O Poder Judiciário condenou um homem a 51 anos, quatro meses e 14 dias de reclusão pelo estupro de vulnerável de suas duas enteadas no município de Coruripe, no Litoral Sul de Alagoas. A sentença, divulgada nesta segunda-feira (23), atende à denúncia do Ministério Público do Estado de Alagoas (MPAL), que comprovou uma rotina de…

O Poder Judiciário condenou um homem a 51 anos, quatro meses e 14 dias de reclusão pelo estupro de vulnerável de suas duas enteadas no município de Coruripe, no Litoral Sul de Alagoas. A sentença, divulgada nesta segunda-feira (23), atende à denúncia do Ministério Público do Estado de Alagoas (MPAL), que comprovou uma rotina de violência sistemática e prolongada. O agressor, que já estava preso, permanecerá em regime fechado para garantir a ordem pública.

A 1ª Promotoria de Justiça de Coruripe demonstrou que o réu se aproveitou da relação de confiança e convivência familiar para cometer os crimes. Segundo as investigações, uma das vítimas sofreu abusos semanais durante seis anos — entre os 6 e 12 anos de idade. Em 2025, o MPAL aditou a denúncia após confirmar que a segunda irmã também havia sido alvo da violência do padrasto ainda na infância.

A condenação baseou-se em laudos periciais e nos depoimentos convergentes das vítimas. O promotor de Justiça Leonardo Novaes Bastos, responsável pelo caso, ressaltou que os argumentos da acusação foram integralmente aceitos pela Justiça.

“Após apresentarmos todas as provas, o Poder Judiciário reconheceu que os crimes produziram consequências extremamente graves e irreparáveis, com impactos que acompanharão as vítimas por toda a vida, especialmente por terem sido praticados durante a infância, fase essencial para o desenvolvimento humano”, afirmou o promotor.

Resposta rigorosa

Para o Ministério Público, a pena superior a cinco décadas reflete a atrocidade do crime e a necessidade de uma resposta proporcional do Estado.

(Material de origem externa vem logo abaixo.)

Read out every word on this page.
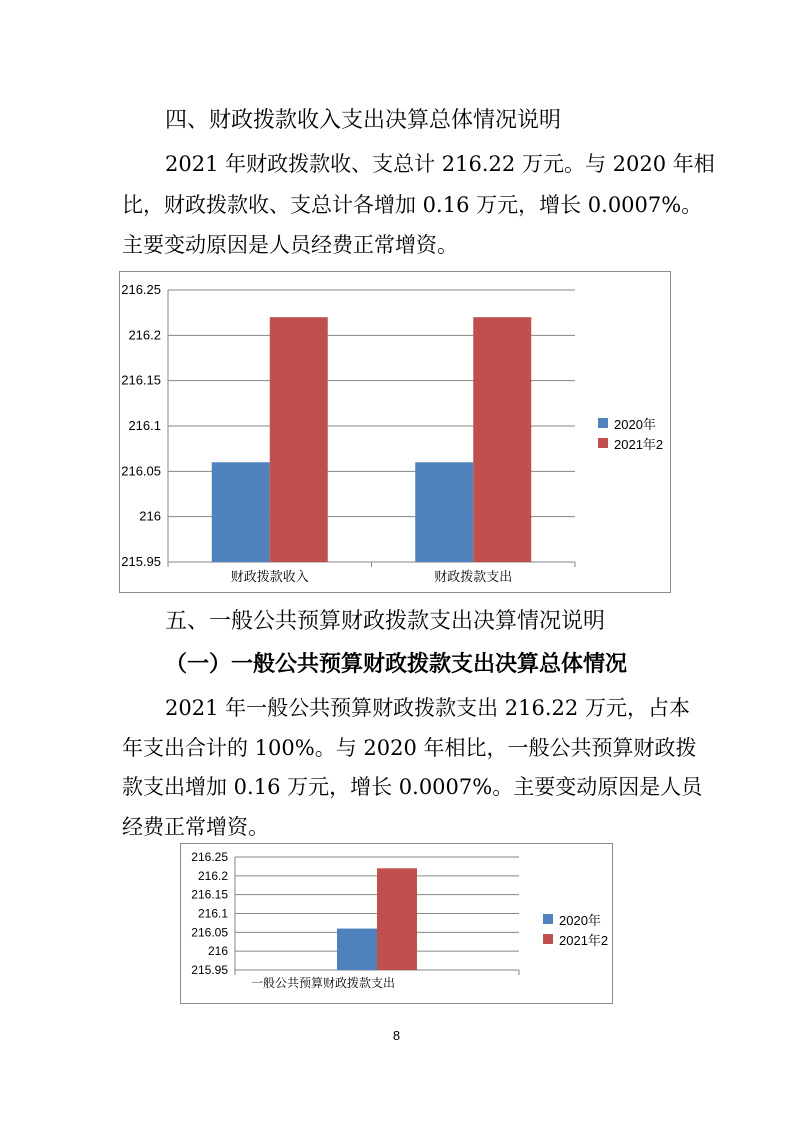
四、财政拨款收入支出决算总体情况说明
2021 年财政拨款收、支总计 216.22 万元。与 2020 年相
比，财政拨款收、支总计各增加 0.16 万元，增长 0.0007%。
主要变动原因是人员经费正常增资。
216.25
216.2
216.15
216.1
216.05
216
215.95
财政拨款收入	财政拨款支出
2020年
2021年2
五、一般公共预算财政拨款支出决算情况说明
（一）一般公共预算财政拨款支出决算总体情况
2021 年一般公共预算财政拨款支出 216.22 万元，占本
年支出合计的 100%。与 2020 年相比，一般公共预算财政拨
款支出增加 0.16 万元，增长 0.0007%。主要变动原因是人员
经费正常增资。
216.25
216.2
216.15
216.1
216.05
216
215.95
一般公共预算财政拨款支出
2020年
2021年2
8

Durante a instrução processual, a promotoria enfatizou que o dano vai além do ato físico, atingindo a saúde emocional e os vínculos sociais das vítimas de forma permanente.

“Demonstramos, durante toda a instrução processual, que a violência sexual deve ser compreendida não apenas pelo ato em si, mas pelos efeitos prolongados que causa, incluindo traumas profundos, ruptura de vínculos e comprometimento da saúde emocional das vítimas. Nesse sentido, nossa atuação institucional buscou dar visibilidade à gravidade concreta dos fatos e assegurar uma resposta penal proporcional”, acrescentou Bastos.

Alerta à sociedade

Ao final do julgamento, o promotor reforçou a importância da vigilância constante de pais e responsáveis sobre o comportamento de crianças e adolescentes.

“O papel do Ministério Público é não só atuar na repressão de crimes gravíssimos como este, mas para evitar que esse tipo de barbárie aconteça. Todos nós enquanto sociedade devemos zelar pela proteção de nossas crianças e adolescentes”, concluiu ele.